Les activités de recherche que je mène et/ou auxquelles je participe portent en premier lieu sur l’adaptation des insectes à leurs hôtes et, pour les ravageurs des cultures, aux méthodes de lutte destinées à les contrôler. Mon modèle biologique principal est la pyrale du maïs, Ostrinia nubilalis. Je me suis toutefois impliqué dans des recherches sur d’autres organismes et notamment deux guêpes parasitoïdes (Macrocentrus cingulum, un Braconide, et Hyposoter didymator, un Ichneumonide). Nous souhaitions voir si ces deux espèces, qualifiées de généralistes, ne sont pas des complexes de taxa génétiquement différenciés et relativement spécialisés
1. Différenciation et spécialisation des ravageurs du genre Ostrinia
Les insectes phytophages peuvent étendre leur niche écologique via la colonisation de nouvelles plantes hôtes. Cette colonisation peut faire suite à l’introduction d’un ravageur dans une nouvelle aire géographique ou lors de la mise en place d’une nouvelle culture dans son aire d’origine. Les caractéristiques de la nouvelle plante hôte peuvent entraîner la sélection de traits d’histoire de vie assurant une préférence spécifique du ravageur et déboucher ainsi sur des événements de spéciation écologique.
Mon principal modèle d’étude est le genre Ostrinia. J’ai commencé à m’intéresser aux espèces appartenant à ce genre lors de mon recrutement à l’Inra en 1997. Le but à cette époque était de répondre à l’une des préoccupations soulevées par la mise en cultures des premiers maïs transgéniques destinés à contrôler la pyrale du maïs O. nubilalis.
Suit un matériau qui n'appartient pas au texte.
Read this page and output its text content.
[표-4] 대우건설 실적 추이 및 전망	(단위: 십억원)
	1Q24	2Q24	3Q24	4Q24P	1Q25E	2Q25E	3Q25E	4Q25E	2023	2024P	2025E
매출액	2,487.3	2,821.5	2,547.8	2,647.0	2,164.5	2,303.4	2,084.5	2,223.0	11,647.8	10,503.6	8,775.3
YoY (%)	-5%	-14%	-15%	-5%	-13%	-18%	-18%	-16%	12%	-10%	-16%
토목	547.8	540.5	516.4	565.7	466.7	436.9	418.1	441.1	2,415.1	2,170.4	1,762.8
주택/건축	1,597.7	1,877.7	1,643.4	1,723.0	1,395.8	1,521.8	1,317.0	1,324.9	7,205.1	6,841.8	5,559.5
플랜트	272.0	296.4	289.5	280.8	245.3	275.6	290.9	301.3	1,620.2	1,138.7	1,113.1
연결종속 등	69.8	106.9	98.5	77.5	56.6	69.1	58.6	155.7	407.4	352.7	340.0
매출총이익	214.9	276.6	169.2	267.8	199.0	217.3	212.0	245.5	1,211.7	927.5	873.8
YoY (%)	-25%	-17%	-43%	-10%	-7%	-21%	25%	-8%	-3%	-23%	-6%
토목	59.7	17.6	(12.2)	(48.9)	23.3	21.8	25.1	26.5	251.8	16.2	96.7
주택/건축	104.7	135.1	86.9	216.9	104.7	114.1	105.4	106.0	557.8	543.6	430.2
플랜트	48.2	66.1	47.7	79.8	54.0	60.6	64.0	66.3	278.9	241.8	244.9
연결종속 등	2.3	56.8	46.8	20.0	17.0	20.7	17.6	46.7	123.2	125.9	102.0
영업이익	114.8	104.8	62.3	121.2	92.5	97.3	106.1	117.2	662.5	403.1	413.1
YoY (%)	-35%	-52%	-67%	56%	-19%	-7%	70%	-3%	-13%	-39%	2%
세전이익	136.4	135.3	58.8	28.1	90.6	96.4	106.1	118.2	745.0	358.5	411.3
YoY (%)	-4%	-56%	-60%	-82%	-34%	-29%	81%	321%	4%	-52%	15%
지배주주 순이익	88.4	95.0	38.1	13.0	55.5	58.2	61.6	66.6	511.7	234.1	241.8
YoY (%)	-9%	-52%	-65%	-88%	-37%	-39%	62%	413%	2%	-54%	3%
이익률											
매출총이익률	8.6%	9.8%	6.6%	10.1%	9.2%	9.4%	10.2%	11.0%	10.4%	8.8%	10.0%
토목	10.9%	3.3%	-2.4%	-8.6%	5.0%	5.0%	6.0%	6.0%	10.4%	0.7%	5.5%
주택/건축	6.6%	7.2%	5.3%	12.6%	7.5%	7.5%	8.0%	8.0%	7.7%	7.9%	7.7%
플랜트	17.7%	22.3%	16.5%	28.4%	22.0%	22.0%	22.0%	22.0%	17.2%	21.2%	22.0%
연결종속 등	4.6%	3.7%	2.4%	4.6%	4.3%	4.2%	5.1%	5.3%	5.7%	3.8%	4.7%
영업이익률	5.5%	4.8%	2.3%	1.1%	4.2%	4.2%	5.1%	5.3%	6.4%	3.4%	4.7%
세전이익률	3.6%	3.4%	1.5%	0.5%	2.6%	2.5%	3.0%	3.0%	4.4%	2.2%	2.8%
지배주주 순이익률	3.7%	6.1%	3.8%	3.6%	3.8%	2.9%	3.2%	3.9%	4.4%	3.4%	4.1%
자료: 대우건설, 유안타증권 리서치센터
Mes premiers travaux sur ce ravageur furent d’estimer les risques d’apparition de résistances aux toxines produites par les maïs Bt. Suite au retrait des cultures génétiquement modifiées en France, mes travaux se sont progressivement centrés sur la spécialisation des taxa du genre Ostrinia. Nous avions en effet montré, lors de nos premières études, que les populations se nourrissant sur d’autres plantes que le maïs (armoise, houblon, chanvre) n’appartenaient pas à O. nubilalis, mais à une espèce jumelle, O. scapulalis.
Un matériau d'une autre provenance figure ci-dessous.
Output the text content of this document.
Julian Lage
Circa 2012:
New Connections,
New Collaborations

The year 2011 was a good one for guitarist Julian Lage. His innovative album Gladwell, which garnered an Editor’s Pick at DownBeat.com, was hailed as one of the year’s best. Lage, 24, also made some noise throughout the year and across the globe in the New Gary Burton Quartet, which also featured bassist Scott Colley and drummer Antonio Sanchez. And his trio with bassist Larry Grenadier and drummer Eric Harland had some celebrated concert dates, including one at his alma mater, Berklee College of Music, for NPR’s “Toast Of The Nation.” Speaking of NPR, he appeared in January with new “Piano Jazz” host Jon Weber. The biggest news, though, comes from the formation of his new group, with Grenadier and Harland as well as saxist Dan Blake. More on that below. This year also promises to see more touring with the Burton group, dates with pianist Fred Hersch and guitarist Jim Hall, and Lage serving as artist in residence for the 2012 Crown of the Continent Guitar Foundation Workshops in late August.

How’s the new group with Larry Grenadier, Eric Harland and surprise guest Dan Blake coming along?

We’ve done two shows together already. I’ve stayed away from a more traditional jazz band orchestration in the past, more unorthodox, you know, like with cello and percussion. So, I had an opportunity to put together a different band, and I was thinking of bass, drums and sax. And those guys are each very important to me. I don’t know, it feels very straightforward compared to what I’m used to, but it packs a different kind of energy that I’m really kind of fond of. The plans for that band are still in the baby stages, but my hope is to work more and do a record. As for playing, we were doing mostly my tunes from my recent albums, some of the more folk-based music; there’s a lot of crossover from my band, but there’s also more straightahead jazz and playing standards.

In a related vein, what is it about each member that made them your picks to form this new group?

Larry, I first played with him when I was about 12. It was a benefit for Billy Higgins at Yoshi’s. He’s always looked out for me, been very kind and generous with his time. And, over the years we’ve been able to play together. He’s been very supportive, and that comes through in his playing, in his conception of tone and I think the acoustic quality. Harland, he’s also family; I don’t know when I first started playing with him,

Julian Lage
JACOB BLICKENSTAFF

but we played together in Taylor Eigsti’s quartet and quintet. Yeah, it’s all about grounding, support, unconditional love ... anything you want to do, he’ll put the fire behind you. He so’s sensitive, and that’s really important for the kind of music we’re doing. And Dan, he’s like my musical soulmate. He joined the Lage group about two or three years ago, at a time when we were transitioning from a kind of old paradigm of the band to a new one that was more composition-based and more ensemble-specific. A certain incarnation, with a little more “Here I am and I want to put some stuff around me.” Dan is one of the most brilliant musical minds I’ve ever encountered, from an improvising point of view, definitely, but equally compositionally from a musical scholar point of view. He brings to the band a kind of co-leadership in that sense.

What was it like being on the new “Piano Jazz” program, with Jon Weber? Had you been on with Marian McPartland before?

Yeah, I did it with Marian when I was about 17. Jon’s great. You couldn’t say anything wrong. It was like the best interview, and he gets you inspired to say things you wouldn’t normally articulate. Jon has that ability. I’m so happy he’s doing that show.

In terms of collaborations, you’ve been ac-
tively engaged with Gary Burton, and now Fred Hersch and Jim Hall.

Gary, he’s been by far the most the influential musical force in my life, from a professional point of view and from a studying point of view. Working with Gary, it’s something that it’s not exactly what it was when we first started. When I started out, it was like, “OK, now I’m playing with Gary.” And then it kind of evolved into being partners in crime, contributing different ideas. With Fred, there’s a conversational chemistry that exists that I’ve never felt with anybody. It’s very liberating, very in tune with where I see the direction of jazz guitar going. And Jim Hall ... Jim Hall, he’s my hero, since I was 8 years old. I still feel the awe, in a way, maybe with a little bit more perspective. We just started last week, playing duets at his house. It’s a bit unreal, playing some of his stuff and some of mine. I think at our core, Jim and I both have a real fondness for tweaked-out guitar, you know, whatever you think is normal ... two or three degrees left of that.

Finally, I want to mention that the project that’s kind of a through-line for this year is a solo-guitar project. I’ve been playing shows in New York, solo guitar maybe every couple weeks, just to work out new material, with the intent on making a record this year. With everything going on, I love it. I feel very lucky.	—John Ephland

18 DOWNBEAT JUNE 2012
Au cours des 5 dernières années, nous avons eu pour objectif de mieux comprendre cette spécialisation à la plante hôte et d’élargir nos recherches à une troisième espèce du genre Ostrinia : O. furnacalis. Les populations de cette espèce infestent le maïs en Asie et en Océanie alors que les populations d’O.nubilalis sont restreintes à l’Europe et aux Etats-Unis où ce ravageur a été accidentellement introduit au début du 20ième siècle. Nous pouvions ainsi profiter de deux événements de spécialisation sur maïs, l’un ayant conduit à l’émergence d’O. nubilalis en Europe, l’autre à l’apparition d’O. furnacalis en Asie. Ces deux événements sont certainement indépendants, car le maïs fut introduit à la fin du 15ième siècle, de manière quasi concomitante, en Europe et en Asie. Les populations d’O. nubilalis et d’O. furnacalis se sont certainement spécialisées après l’introduction du maïs sur ces deux continents. Ces deux espèces de pyrale constituent ainsi un « réplicat » évolutif particulièrement intéressant pour détecter des convergences dans l’isolement reproducteur et dans la spécialisation alimentaire.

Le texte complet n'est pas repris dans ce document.